When Malcolm Glazer started buying stock in the famed British soccer club Manchester United earlier this year, some saw it as a sop to owner Rupert Murdoch, who also owns the Los Angeles Dodgers.
Since then, Glazer's bid to buy the Dodgers seems to have gone moribund. So why is the Tampa Bay Buccaneers owner continuing to increase his stake in Manchester United, which some call the world's most valuable sports franchise?

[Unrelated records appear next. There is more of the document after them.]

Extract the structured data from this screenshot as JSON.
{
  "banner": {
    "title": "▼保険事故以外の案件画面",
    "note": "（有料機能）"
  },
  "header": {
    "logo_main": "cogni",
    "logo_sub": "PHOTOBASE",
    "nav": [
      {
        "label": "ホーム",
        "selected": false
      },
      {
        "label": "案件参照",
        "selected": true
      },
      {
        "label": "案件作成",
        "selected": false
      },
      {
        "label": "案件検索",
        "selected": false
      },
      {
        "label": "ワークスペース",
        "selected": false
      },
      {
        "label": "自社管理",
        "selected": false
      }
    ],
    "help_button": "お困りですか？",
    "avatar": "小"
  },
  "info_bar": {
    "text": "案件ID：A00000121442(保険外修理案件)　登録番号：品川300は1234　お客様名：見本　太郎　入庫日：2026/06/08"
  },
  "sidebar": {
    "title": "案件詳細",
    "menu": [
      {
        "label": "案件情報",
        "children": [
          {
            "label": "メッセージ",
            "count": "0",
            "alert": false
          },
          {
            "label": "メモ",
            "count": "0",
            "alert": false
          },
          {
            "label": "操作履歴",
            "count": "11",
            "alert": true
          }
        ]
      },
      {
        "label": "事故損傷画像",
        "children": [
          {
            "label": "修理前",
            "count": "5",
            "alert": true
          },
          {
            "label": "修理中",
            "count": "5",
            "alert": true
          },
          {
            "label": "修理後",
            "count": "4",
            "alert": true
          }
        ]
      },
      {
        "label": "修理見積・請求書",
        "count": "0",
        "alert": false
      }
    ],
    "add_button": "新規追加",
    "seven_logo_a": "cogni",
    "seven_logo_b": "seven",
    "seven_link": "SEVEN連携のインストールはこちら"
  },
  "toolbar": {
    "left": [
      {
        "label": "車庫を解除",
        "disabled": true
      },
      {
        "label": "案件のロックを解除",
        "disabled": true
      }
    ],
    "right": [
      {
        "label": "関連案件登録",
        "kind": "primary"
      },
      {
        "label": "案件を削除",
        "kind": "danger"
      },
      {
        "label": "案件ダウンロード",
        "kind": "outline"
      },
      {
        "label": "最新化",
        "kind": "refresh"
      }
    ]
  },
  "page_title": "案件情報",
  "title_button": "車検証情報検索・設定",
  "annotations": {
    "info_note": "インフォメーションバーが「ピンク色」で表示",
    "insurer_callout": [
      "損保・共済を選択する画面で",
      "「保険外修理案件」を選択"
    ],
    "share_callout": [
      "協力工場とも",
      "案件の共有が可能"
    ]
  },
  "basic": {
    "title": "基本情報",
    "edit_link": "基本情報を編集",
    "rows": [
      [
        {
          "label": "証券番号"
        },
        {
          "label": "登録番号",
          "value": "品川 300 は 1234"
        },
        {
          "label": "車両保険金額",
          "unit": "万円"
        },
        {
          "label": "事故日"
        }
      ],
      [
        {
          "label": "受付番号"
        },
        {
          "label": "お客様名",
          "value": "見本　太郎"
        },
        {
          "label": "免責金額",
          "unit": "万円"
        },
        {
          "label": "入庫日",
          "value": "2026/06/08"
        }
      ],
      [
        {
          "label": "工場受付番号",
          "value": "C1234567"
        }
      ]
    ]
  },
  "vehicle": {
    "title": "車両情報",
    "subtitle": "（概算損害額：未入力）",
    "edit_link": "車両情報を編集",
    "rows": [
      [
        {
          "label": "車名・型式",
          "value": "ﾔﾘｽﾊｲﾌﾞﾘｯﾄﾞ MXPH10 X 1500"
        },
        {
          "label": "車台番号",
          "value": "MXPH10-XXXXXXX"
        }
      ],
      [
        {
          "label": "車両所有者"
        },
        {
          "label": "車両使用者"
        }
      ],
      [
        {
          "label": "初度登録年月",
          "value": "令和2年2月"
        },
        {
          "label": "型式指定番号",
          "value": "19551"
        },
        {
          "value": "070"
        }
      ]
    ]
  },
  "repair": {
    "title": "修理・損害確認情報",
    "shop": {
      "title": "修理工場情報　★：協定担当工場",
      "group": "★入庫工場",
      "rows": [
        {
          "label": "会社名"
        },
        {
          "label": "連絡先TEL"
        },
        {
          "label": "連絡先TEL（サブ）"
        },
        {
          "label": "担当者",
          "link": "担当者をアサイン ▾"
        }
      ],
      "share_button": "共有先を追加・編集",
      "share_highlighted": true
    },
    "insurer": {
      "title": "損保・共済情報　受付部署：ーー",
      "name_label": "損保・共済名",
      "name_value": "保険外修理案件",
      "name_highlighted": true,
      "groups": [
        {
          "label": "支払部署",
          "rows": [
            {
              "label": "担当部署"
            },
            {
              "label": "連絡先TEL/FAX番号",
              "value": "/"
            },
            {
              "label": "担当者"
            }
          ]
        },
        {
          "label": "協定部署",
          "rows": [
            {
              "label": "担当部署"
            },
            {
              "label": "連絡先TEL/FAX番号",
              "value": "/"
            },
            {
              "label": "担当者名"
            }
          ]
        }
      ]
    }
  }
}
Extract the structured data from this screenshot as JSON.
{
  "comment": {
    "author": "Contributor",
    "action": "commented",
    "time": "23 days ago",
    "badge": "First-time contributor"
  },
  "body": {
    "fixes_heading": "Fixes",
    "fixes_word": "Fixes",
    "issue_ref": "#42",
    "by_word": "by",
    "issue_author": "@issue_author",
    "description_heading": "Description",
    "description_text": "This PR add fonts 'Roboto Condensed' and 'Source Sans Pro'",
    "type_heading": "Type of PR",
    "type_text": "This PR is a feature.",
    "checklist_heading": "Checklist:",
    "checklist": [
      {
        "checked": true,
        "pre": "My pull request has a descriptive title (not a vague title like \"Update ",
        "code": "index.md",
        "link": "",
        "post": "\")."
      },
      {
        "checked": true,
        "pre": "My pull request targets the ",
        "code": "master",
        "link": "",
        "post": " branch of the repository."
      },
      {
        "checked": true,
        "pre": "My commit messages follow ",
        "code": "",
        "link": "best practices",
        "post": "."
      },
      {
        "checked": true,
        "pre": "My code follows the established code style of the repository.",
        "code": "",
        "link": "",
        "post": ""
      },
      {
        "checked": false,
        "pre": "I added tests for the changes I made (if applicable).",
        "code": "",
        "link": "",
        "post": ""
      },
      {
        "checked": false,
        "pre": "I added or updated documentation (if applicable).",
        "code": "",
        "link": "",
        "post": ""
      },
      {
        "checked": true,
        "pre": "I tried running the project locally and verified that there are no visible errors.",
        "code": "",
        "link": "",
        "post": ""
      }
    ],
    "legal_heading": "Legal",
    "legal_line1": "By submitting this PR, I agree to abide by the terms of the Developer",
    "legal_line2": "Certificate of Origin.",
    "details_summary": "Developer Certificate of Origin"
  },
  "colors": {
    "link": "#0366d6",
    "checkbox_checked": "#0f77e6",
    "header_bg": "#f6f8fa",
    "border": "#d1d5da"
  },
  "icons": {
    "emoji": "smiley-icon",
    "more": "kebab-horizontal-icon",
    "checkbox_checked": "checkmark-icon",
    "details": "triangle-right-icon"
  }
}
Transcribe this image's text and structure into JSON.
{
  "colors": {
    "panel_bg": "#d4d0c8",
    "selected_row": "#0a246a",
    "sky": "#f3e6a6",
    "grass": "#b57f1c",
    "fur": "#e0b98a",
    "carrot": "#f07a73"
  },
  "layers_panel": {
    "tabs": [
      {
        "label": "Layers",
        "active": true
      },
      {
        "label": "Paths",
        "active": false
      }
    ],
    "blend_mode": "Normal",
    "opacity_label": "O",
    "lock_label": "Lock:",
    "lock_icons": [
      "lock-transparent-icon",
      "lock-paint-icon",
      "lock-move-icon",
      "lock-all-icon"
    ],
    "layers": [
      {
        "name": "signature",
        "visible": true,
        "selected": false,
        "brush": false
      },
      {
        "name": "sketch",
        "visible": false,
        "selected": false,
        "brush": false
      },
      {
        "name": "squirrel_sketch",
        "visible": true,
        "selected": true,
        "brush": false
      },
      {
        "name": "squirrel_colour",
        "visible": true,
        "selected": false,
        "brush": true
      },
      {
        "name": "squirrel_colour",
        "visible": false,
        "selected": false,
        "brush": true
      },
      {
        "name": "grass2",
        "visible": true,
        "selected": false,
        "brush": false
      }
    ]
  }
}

Some British newspapers suspect he's serious about buying the team.
Team executives "assume his medium-term ambition is a full takeover," London's Guardian wrote last week. The paper went on to report that Glazer recently increased his shareholdings in the soccer club from 5.9 percent to 7.4 percent.
At least one paper wasn't happy about the prospect of a Glazer buyout. The Manchester Evening News speculated Oct. 4 that Glazer was buying Manchester shares only to sell them again for a quick profit. "Put the factors together, and you have a fair old conspiracy theory."
The paper admitted it had "no hard facts." But that didn't stop it from passing judgment on Glazer, whose other investments include a controlling interest in Omega Protein Corp., a Houston maker of fish feed for farm animals.
"The Florida-based billionaire made a fortune catching and processing a foul-smelling, parasite-ridden fish known as the menhaden," the News wrote, "scooped in large numbers by boats operating off America's Atlantic coast."